Elles sont déjà là, leur empire s’étend sur 6.000 kilomètres, de l’Italie jusqu’au Portugal, elles sont une multitude… les fourmis d’Argentine, terribles envahisseurs du sud de l’Europe, possèdent une extraordinaire organisation sociale : l’unicolonialité...





Fourmi

Fidèle au vieille adage « l’union fait la force », Linepithema humile a conclu un pacte de non agression avec celles de son espèce : les guerres entre les nids sont extrêmement rares, leur membres se mélangent sans heurt. En fait, il existe deux énormes super colonies à l’intérieur desquelles les ouvrières sont toutes amies. Une vraie paix romaine.

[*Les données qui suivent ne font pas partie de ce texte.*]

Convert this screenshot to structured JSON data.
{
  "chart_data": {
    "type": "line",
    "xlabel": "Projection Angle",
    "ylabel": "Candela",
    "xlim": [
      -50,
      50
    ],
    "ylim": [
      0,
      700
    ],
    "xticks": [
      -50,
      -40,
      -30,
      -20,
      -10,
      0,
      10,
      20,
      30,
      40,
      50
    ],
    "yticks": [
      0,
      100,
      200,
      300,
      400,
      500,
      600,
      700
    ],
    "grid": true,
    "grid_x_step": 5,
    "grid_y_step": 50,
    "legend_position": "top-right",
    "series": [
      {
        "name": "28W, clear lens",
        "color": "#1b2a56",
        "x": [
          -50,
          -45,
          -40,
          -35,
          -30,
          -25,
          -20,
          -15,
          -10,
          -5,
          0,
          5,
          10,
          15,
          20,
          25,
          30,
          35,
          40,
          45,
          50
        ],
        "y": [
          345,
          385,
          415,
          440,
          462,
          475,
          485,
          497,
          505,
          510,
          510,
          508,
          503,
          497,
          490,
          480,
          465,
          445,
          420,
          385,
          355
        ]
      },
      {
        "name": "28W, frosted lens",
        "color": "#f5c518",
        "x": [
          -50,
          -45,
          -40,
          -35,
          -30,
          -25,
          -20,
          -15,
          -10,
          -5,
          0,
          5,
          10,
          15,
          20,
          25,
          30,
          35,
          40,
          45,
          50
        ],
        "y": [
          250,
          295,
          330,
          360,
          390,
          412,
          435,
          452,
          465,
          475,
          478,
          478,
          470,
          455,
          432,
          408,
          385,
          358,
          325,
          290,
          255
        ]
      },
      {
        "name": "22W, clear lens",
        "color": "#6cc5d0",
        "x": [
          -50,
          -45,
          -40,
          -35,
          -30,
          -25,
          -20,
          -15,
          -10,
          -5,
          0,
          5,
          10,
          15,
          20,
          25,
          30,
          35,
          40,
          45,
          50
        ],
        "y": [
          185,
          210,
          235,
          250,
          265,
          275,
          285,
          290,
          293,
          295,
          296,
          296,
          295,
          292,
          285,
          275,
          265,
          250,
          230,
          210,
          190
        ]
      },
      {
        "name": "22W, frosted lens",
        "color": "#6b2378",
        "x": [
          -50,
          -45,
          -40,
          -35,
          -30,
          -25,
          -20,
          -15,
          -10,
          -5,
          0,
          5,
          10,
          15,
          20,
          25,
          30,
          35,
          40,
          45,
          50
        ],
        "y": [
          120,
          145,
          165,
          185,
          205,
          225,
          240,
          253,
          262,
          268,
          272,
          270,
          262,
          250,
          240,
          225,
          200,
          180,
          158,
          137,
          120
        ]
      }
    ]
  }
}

Dans les Proceedings of the National Academy of Sciences du 16 avril 2002, des chercheurs français montrent que cette paix relative est vraisemblablement due à une grande ressemblance génétique entre les fourmis pour certains locii (un locus est l’emplacement d’un gène). Si les colonies descendent d’une petite population - un événement qui favorise la fixation de certains gènes et appauvrit la variabilité génétique de l’espèce - on peut comprendre que les fourmis perdent de leur agressivité, faute de gènes guerriers. Mais les chercheurs proposent une autre théorie : et si les fourmis pacifiques étaient favorisées par la sélection naturelle ?


« L’introduction dans un nouvel habitat dont les contraintes sont moins fortes (relâchement de la pression parasitaire et compétitive) provoque une augmentation de la densité des nids », expliquent les chercheurs. « Ceci peut sélectionner une perte de la diversité génétique au niveau des locii de la reconnaissance parce qu’une grande densité de nids induit une plus grande probabilité de rencontre des ouvrières de colonies étrangères. Cet état des lieux entraîne une augmentation du coût pour la défense du territoire. » En effet, des fourmis qui passent leur temps à se battre sont moins productives et donc désavantagées par rapport aux autres. Chacune des deux super colonies auraient fixé des gènes de reconnaissance différents, ce qui explique les batailles impitoyables qu’elles se livrent l’une contre l’autre.


Selon les chercheurs, un système unicolonial est particulièrement instable car les ouvrières en viennent à aider des individus qui ne leur sont pas apparentés. « L’unicolonialité est un système social de transition condamné à disparaître », concluent les chercheurs.